A drum kit, or trap set, is a group of various percussion instruments commonly played with mallets or sticks. A full kit often includes a bass drum, snare drum, and tom-toms, along with various cymbals, bells, and wooden blocks.
During the American Civil War, military bands were an important part of maintaining troop order and morale, providing entertainment as well as timekeeping for various drills. In the years following the war, civilian bands were established in municipalities of all size, often performing outdoors for parades or holidays.
Typically, these brass bands included at least two percussionists playing cymbals, bass drums, and snare drums, which were mounted with rattles made from wire or gut beneath the drum head. As more concerts were held indoors, the need for multiple percussionists decreased and musicians developed ways to play different drums at once.
In 1898, U. G. Leedy created the first adjustable snare drum stand and in 1909, William F. Ludwig developed the first spring-loaded, bass-drum pedal. Both inventions allowed drummers to play their instruments from a seated position and improved their ability to multitask with other percussive instruments. By 1918, the Ludwig company was selling a complete drum kit, called the “Jazz-Er-Up,” which included a large bass drum, a snare, a wooden block, and a cymbal.
Following World War I, live music performances became a popular American leisure activity, particularly those featuring smaller bands playing contemporary music. These groups were hired to play in hotels, restaurants, vaudeville clubs, and silent-movie theaters; to accommodate these smaller spaces, fewer percussionists were required.
During the 1920s, drummers began using the first double-cymbal contraption known as the “low-boy” because it rose less than a foot from the ground. The low-boy was activated by a foot pedal that brought its two cymbals together, and eventually grew to the two-foot tall “sock cymbal” and the hi-hat of today.
The adoption of both the foot-activated bass drum and hi-hat resulted in a technique known as four-way independence, or four-way coordination, that was unique to the modern drum ...
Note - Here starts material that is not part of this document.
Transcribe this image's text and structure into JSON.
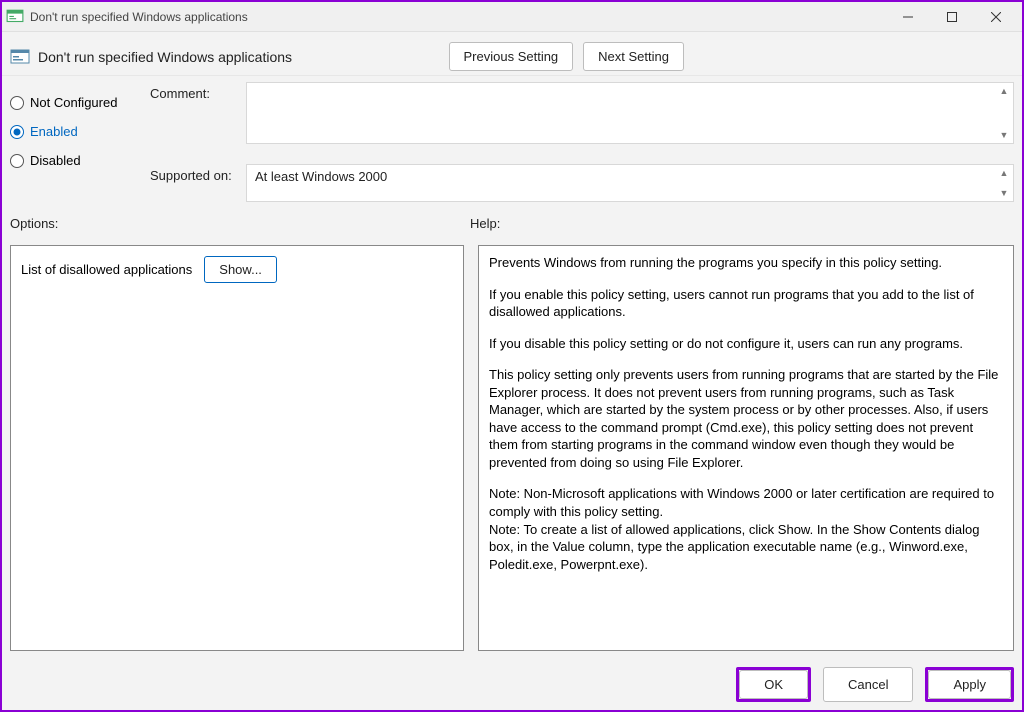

Yet in the 1930s, the world’s first drummer superstar, Gene Krupa, entered the spotlight while performing with the Benny Goodman orchestra, playing on his stylish, white, marine-pearl drum kit. Krupa stripped down the typical stage setup to a four piece kit, replacing his trap board console with a mounted tom-tom over the base drum. Around the same time, companies like Leedy, Gretsch, and Ludwig began selling more modern versions of the Chinese tom-tom, improved with tuneable drum heads.
Krupa also made the drum solo into an art, particularly during Benny Goodman’s 1937 hit “Sing, Sing, Sing.” His popularity served to standardize the drum kit used by modern drummers, as Krupa settled on an arrangement of four drum sizes—a snare, base, and two tom-toms—that allowed him to easily move between each instrument.
Due to metal shortages during World War II, percussion companies modified their designs to create products including mostly wood components, though this was a short-lived solution. After the war concluded, drum manufacturers caught on to the affordable miracle of plywood and began using the thin sheeting instead of the traditional hardwoods like maple, mahogany, and walnut.
Drum production was forever altered in the 1950s with Remo Beli’s invention of the synthetic drum head, replacing the tanned calfskin used for centuries. Plastic drum heads stayed in tune much better, and were adopted by many drummers, though the rich sound and longevity of calf heads was impossible to match with plastic. The nylon-tipped drum stick was also invented shortly after, which gave drummers a wider variety of sounds to work with.
As music became electrified during the 1960s, with rock and roll hitting its stride, percussion instruments were improved to increase their sound capabilities. Cymbals became heavier, tom-toms had their lower heads removed, and the number of drum-shell layers, or plies, was often multiplied to keep up with the amplification of other instruments.
The Beatles’ 1964 appearance on the Ed Sullivan show caused a spike in demand for Ringo’s four piece Black Oyster Pearl kit, designed by Ludwig. The following year, other industry leaders like Gretsch and Slingerland added a second tom to the set, mounted on the bass drum, creating the standard five-piece arrangement.
In the mid-1970s, Ludwig debuted a line of acrylic drum shells, and by the late '80s, some companies were selling custom shell packs that included shells for a bass, snare, and tom-toms for home assembly. Around the same time, Japanese manufacturers like Yamaha, Pearl, and Tama also rose to prominence. Finally, the electronic drum kit was introduced, greatly reducing the space needed and volume created by percussionists, while also allowing a greater variety of sound effects.